Britain’s top court Wednesday overturned a Saudi businessman’s libel victory in connection with Wall Street Journal articles about investigations into alleged terrorist funding.
The Law Lords said the newspaper had acted in the public interest when it identified Mohammed Jameel’s company as one whose bank accounts had been scrutinized at the request of U.S. law enforcement authorities, even though the claim itself was defamatory.
The judgment was widely interpreted as strengthening legal protection for investigative journalists in Britain, whose libel laws have long been seen as favoring claimants.
“We need more such serious journalism in this country and our defamation law should encourage rather than discourage it,” Judge Baroness Hale said in a written ruling.
Jameel sued the newspaper in the British courts after the report appeared in the Wall Street Journal Europe in February 2002. The High Court ruled in 2003 that the newspaper had libeled Jameel and ordered it to pay $74,000 in damages.
The Court of Appeal later upheld the High Court judgment.
But the Law Lords ? a panel of judges who sit in the House of Lords and constitute Britain’s highest court of appeal ? said that even though the material was defamatory, the article was clearly in the public interest and so the newspaper could claim protection from charges of libel.
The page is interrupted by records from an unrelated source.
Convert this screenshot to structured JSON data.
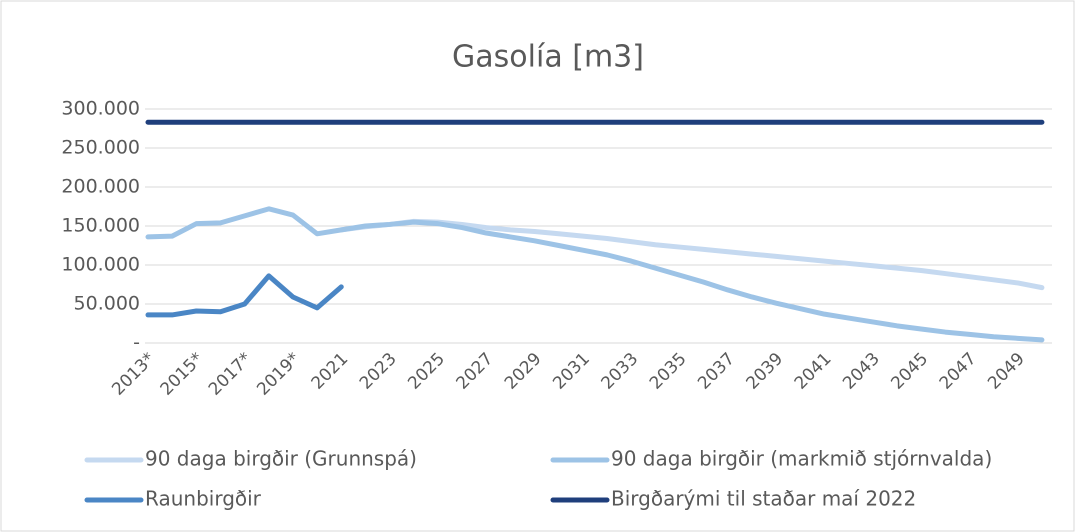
{
  "chart_data": {
    "type": "line",
    "title": "Gasolía [m3]",
    "categories": [
      "2013*",
      null,
      "2015*",
      null,
      "2017*",
      null,
      "2019*",
      null,
      "2021",
      null,
      "2023",
      null,
      "2025",
      null,
      "2027",
      null,
      "2029",
      null,
      "2031",
      null,
      "2033",
      null,
      "2035",
      null,
      "2037",
      null,
      "2039",
      null,
      "2041",
      null,
      "2043",
      null,
      "2045",
      null,
      "2047",
      null,
      "2049",
      null
    ],
    "series": [
      {
        "name": "90 daga birgðir (Grunnspá)",
        "color": "#c5d9f0",
        "values": [
          null,
          null,
          null,
          null,
          null,
          null,
          null,
          null,
          145000,
          149000,
          152000,
          156000,
          155000,
          152000,
          148000,
          145000,
          143000,
          140000,
          137000,
          134000,
          130000,
          126000,
          123000,
          120000,
          117000,
          114000,
          111000,
          108000,
          105000,
          102000,
          99000,
          96000,
          93000,
          89000,
          85000,
          81000,
          77000,
          71000
        ]
      },
      {
        "name": "90 daga birgðir (markmið stjórnvalda)",
        "color": "#9dc3e6",
        "values": [
          136000,
          137000,
          153000,
          154000,
          163000,
          172000,
          164000,
          140000,
          145000,
          150000,
          152000,
          155000,
          153000,
          148000,
          141000,
          136000,
          131000,
          125000,
          119000,
          113000,
          105000,
          96000,
          87000,
          78000,
          68000,
          59000,
          51000,
          44000,
          37000,
          32000,
          27000,
          22000,
          18000,
          14000,
          11000,
          8000,
          6000,
          4000
        ]
      },
      {
        "name": "Raunbirgðir",
        "color": "#4a86c5",
        "values": [
          36000,
          36000,
          41000,
          40000,
          50000,
          86000,
          59000,
          45000,
          72000,
          null,
          null,
          null,
          null,
          null,
          null,
          null,
          null,
          null,
          null,
          null,
          null,
          null,
          null,
          null,
          null,
          null,
          null,
          null,
          null,
          null,
          null,
          null,
          null,
          null,
          null,
          null,
          null,
          null
        ]
      },
      {
        "name": "Birgðarými til staðar maí 2022",
        "color": "#1f3f7c",
        "values": [
          283000,
          283000,
          283000,
          283000,
          283000,
          283000,
          283000,
          283000,
          283000,
          283000,
          283000,
          283000,
          283000,
          283000,
          283000,
          283000,
          283000,
          283000,
          283000,
          283000,
          283000,
          283000,
          283000,
          283000,
          283000,
          283000,
          283000,
          283000,
          283000,
          283000,
          283000,
          283000,
          283000,
          283000,
          283000,
          283000,
          283000,
          283000
        ]
      }
    ],
    "ylim": [
      0,
      300000
    ],
    "yticks": [
      {
        "value": 0,
        "label": "-"
      },
      {
        "value": 50000,
        "label": "50.000"
      },
      {
        "value": 100000,
        "label": "100.000"
      },
      {
        "value": 150000,
        "label": "150.000"
      },
      {
        "value": 200000,
        "label": "200.000"
      },
      {
        "value": 250000,
        "label": "250.000"
      },
      {
        "value": 300000,
        "label": "300.000"
      }
    ],
    "grid": true,
    "legend": "bottom"
  }
}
“In the present case, the subject matter of the article complained of was of undoubted public interest,” said one of the five judges, Lord Bingham of Cornhill.
“If the thrust of the article is true, and the public interest condition is satisfied, the inclusion of an inaccurate fact may not have the same appearance of irresponsibility as it might if the whole thrust of the article is untrue,” he added in a written judgment.
The newspaper’s lawyer, Geoffrey Robinson, said the ruling strengthened press freedom in Britain, where libel laws have traditionally been seen as friendlier to claimants than those in the United States.
“This is not a license for irresponsible journalism,” he said. “It frees serious investigative journalism from the chilling effect of libel actions, so long as the treatment is not sensational and the editorial behavior is responsible.”
Jameel said the ruling did not change the lower courts’ finding that the newspaper had been wrong when it claimed his company’s accounts were monitored at U.S. request.
“Mr. Justice Eady and the Court of Appeal ruled that I was libeled,” Jameel said.
“The House of Lords ruled that I was not, because it was reasonable for the Wall Street Journal Europe to print something that was false. So be it. I was only ever interested in proving that the allegations were untrue.”